Ken Howery, Trump’s ambassador to Denmark and a PayPal co-founder with Thiel and Musk, has reportedly been in talks to set up these low-regulation zones.
There’s an ironic clash of interests here: the national security establishment wants strong state control over strategic territory. The tech-billionaire funding Trump want the opposite: a deregulated playground for their anarcho-capitalist experiments. Both share a common blindness to Greenlandic sovereignty and Indigenous rights.
It’s profoundly disturbing how the climate crisis is being reframed as opportunity. Greenland’s ice sheet is melting faster due to rising temperatures. Indigenous Greenlanders are watching their traditional way of life vanish as the ice disappears.
The 56,000 Greenlanders, 89% of whom are Indigenous Inuit, have made their position clear: 85% oppose joining the U.S. The last parliamentary elections delivered victory to parties that openly reject Trump’s advances. But you wouldn’t know it from the way Washington talks about Greenland. Their voices are barely a whisper in all these discussions of annexation. At the same time, most Americans oppose the idea of buying or invading Greenland.
By any means
The White House is trying every angle to get its way. U.S. officials have discussed paying every Greenlander a lump sum from $10,000 to $100,000, essentially trying to buy approval from a population that keeps saying no.
The White House is also trying to enter a Compact of Free Association (COFA) agreement with Greenland. In such an agreement, the U.S. only provides mail delivery and military protection operations in exchange for the U.S. military to operate freely and duty-free trade.
Such agreements exist with islands like Palau, the Marshall Islands, and Micronesia. However, this arrangement is unlikely to succeed with Greenland. COFA agreements have previously been inked with independent countries, and Greenland would need to separate from Denmark for such a plan to proceed.
Risks for America
This crisis extends far beyond Greenland. This is about what kind of country America wants to be, and how it leads on the world stage. Will the U.S. lead through partnership and mutual benefit, or through threats and coercion? Does Washington respect self-determination (a principle we claim to champion) or only when it’s convenient?

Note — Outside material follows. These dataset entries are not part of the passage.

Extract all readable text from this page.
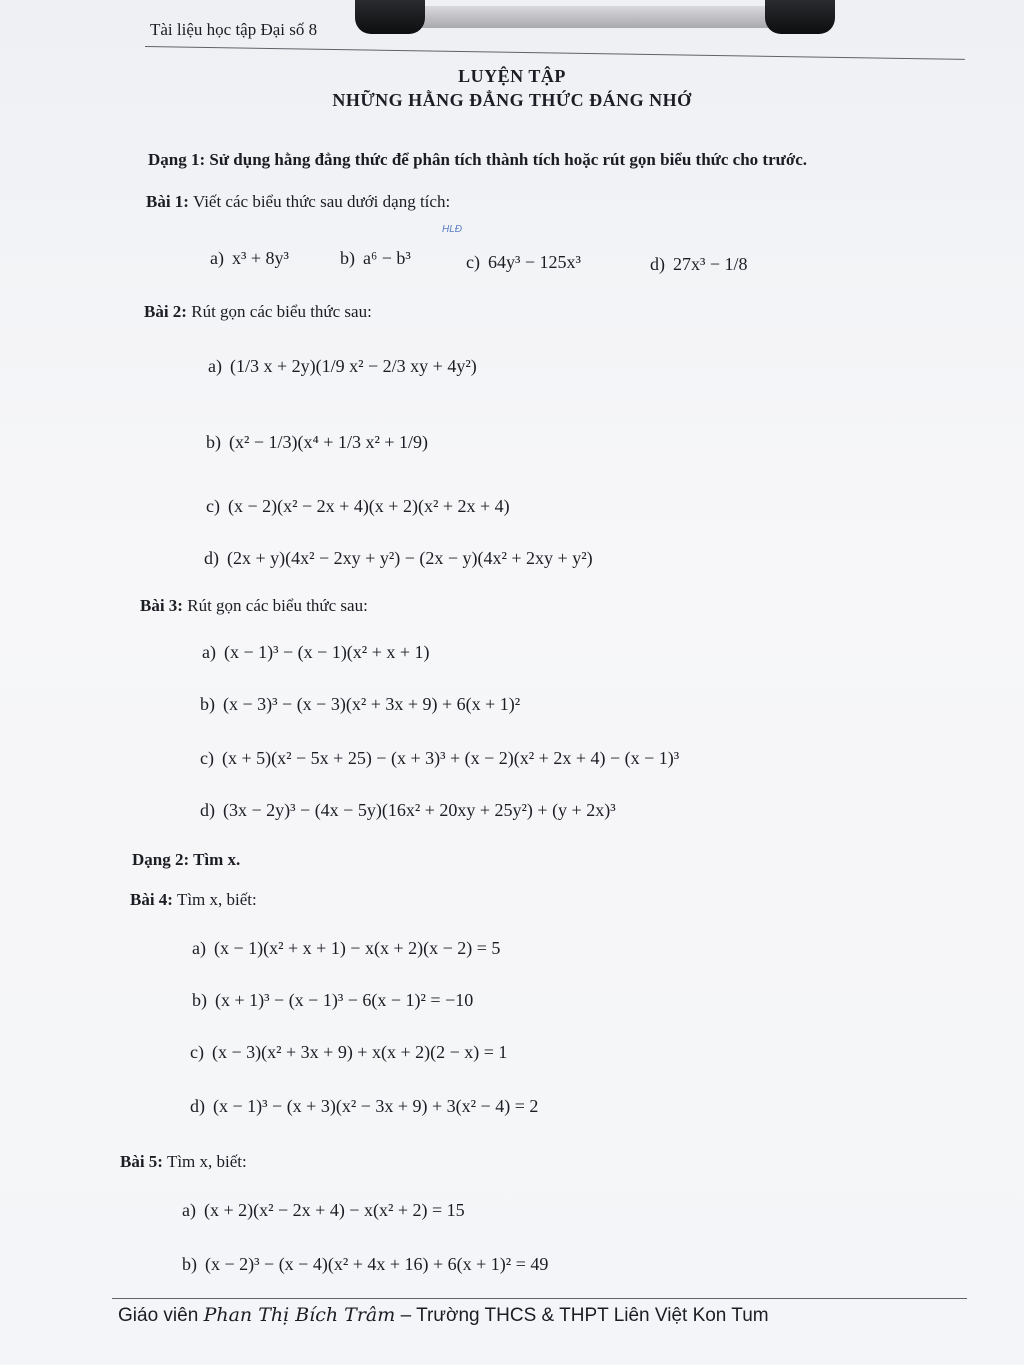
Tài liệu học tập Đại số 8
LUYỆN TẬP
NHỮNG HẰNG ĐẲNG THỨC ĐÁNG NHỚ
Dạng 1: Sử dụng hằng đẳng thức để phân tích thành tích hoặc rút gọn biểu thức cho trước.
Bài 1: Viết các biểu thức sau dưới dạng tích:
HLĐ
a) x³ + 8y³	b) a⁶ − b³	c) 64y³ − 125x³	d) 27x³ − 1/8
Bài 2: Rút gọn các biểu thức sau:
a) (1/3 x + 2y)(1/9 x² − 2/3 xy + 4y²)
b) (x² − 1/3)(x⁴ + 1/3 x² + 1/9)
c) (x − 2)(x² − 2x + 4)(x + 2)(x² + 2x + 4)
d) (2x + y)(4x² − 2xy + y²) − (2x − y)(4x² + 2xy + y²)
Bài 3: Rút gọn các biểu thức sau:
a) (x − 1)³ − (x − 1)(x² + x + 1)
b) (x − 3)³ − (x − 3)(x² + 3x + 9) + 6(x + 1)²
c) (x + 5)(x² − 5x + 25) − (x + 3)³ + (x − 2)(x² + 2x + 4) − (x − 1)³
d) (3x − 2y)³ − (4x − 5y)(16x² + 20xy + 25y²) + (y + 2x)³
Dạng 2: Tìm x.
Bài 4: Tìm x, biết:
a) (x − 1)(x² + x + 1) − x(x + 2)(x − 2) = 5
b) (x + 1)³ − (x − 1)³ − 6(x − 1)² = −10
c) (x − 3)(x² + 3x + 9) + x(x + 2)(2 − x) = 1
d) (x − 1)³ − (x + 3)(x² − 3x + 9) + 3(x² − 4) = 2
Bài 5: Tìm x, biết:
a) (x + 2)(x² − 2x + 4) − x(x² + 2) = 15
b) (x − 2)³ − (x − 4)(x² + 4x + 16) + 6(x + 1)² = 49
Giáo viên Phan Thị Bích Trâm – Trường THCS & THPT Liên Việt Kon Tum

This obsession with annexation reduces everything to a resource grab. Missing entirely is any recognition of Greenland as a home to people with their own dreams, rights, and hopes for the future.
President Trump promised to end forever wars and take on the foreign policy establishment. But these threats over Greenland show the same old thinking that might makes right and that other countries’ independence only counts when it serves our perceived interests. America’s true interests lie not in reviving imperialism but in demonstrating that partnership and mutual benefit offer a better path than aggressive unilateralism.